3 thoughts on “STB misses its own deadline for issuing decision on CN’s acquisition of Iowa Northern

  1. I really hope this is rejected or major conditions imposed. IANR parallels CN for almost its entire length, so competition would certainly be lost, without major conditions.

    Seems like IANR would be a good fit for Iowa Interstate. Oh wait, that merger happened about 120 years ago, when Rock Island bought Burlington, Cedar Rapids & Northern. But Iowa Northern shippers would have a direct connection with al 6 Class I railroads.

    BCR&N was part of a through route from St Louis to St Paul. If UP were to buy, or get trackage rights over IANR, they could route St Louis – St Paul traffic via Springfield, Peoria, Nelson, Cedar Rapids, and Manly.
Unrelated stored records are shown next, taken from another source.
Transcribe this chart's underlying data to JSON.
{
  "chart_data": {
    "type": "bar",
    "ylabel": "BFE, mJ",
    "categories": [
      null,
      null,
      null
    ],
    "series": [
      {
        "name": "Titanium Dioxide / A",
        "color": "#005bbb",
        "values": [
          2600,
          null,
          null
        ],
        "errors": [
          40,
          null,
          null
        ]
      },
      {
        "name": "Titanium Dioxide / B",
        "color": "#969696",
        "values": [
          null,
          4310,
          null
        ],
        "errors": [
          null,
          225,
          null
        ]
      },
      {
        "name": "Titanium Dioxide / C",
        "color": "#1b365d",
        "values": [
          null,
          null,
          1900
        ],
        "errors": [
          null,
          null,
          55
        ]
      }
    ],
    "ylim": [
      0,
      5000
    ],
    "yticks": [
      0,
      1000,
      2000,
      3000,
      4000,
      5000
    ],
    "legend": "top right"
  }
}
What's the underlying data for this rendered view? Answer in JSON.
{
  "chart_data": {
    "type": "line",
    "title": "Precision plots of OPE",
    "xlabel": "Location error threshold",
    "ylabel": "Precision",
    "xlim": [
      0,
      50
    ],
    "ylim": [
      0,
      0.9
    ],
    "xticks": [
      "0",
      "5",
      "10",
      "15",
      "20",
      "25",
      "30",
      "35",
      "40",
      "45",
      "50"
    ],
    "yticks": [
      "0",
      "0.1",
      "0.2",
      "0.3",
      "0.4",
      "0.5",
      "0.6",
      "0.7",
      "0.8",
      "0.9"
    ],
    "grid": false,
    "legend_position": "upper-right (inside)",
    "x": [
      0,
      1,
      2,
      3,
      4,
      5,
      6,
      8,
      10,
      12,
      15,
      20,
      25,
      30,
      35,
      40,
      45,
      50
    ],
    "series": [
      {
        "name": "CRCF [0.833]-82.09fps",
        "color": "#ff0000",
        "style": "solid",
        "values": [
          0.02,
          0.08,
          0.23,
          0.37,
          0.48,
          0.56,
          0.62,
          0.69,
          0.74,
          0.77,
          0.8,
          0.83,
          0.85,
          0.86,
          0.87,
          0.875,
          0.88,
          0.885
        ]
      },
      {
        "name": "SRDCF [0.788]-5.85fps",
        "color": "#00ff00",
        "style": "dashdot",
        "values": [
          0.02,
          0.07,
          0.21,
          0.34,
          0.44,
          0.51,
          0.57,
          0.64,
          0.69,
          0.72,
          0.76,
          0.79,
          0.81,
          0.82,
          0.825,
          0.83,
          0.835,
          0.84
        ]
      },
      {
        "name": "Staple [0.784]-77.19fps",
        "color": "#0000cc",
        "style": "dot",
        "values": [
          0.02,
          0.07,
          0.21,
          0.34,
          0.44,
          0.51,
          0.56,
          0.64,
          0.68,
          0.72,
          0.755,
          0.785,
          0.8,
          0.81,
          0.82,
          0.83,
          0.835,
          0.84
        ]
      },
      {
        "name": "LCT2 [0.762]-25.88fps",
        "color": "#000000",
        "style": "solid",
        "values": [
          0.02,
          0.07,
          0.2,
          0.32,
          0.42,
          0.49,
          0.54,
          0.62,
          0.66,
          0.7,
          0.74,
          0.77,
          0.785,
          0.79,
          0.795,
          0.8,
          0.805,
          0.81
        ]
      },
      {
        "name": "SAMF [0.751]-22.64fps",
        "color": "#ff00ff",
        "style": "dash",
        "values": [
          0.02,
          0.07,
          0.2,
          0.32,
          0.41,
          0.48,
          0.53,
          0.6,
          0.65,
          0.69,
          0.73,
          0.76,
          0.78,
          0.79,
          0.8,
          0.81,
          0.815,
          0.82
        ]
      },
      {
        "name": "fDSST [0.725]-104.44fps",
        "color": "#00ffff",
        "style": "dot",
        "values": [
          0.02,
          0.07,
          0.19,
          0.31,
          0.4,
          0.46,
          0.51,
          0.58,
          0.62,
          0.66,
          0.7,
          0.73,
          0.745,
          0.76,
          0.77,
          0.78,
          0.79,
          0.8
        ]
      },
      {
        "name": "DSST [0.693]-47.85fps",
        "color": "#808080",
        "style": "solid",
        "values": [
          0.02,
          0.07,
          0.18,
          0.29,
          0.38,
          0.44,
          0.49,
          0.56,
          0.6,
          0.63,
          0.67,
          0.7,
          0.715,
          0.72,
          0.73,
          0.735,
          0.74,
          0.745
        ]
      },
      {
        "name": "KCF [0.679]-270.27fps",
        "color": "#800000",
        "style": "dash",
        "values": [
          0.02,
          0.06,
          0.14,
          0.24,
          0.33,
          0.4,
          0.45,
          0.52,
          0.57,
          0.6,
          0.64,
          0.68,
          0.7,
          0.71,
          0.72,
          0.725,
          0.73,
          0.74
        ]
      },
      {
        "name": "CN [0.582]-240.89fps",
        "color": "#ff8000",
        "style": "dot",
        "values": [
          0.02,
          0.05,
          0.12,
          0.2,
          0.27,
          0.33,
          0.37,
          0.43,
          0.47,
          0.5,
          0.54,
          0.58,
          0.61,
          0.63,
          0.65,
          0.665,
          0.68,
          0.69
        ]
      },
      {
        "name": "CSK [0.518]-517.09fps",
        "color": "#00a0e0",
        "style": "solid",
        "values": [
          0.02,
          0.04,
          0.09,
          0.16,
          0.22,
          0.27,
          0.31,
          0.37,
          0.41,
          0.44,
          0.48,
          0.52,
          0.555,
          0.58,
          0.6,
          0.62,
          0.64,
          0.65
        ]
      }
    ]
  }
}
Longer than BNSF but shorter than anything UP has now.

    Ideally, let IAIS buy it and grant UP trackage rights. But I won’t hold my breath. ID doubt IAIS or UP are even interested.

  2. “We need some discipline there and I think new leadership should be focused on that.”

    No one will argue on that in any situation, but we are dealing with politics here, not business.

    But it would help if the AAR would post that same mantra on the mirror of rail safety so they can see it a little more clearly every day.

    They too must eat the same dog food they send to everyone else.

  3. Hard to believe that a federal agency would be late in any decision. President Trump should erase this bureaucratic outfit.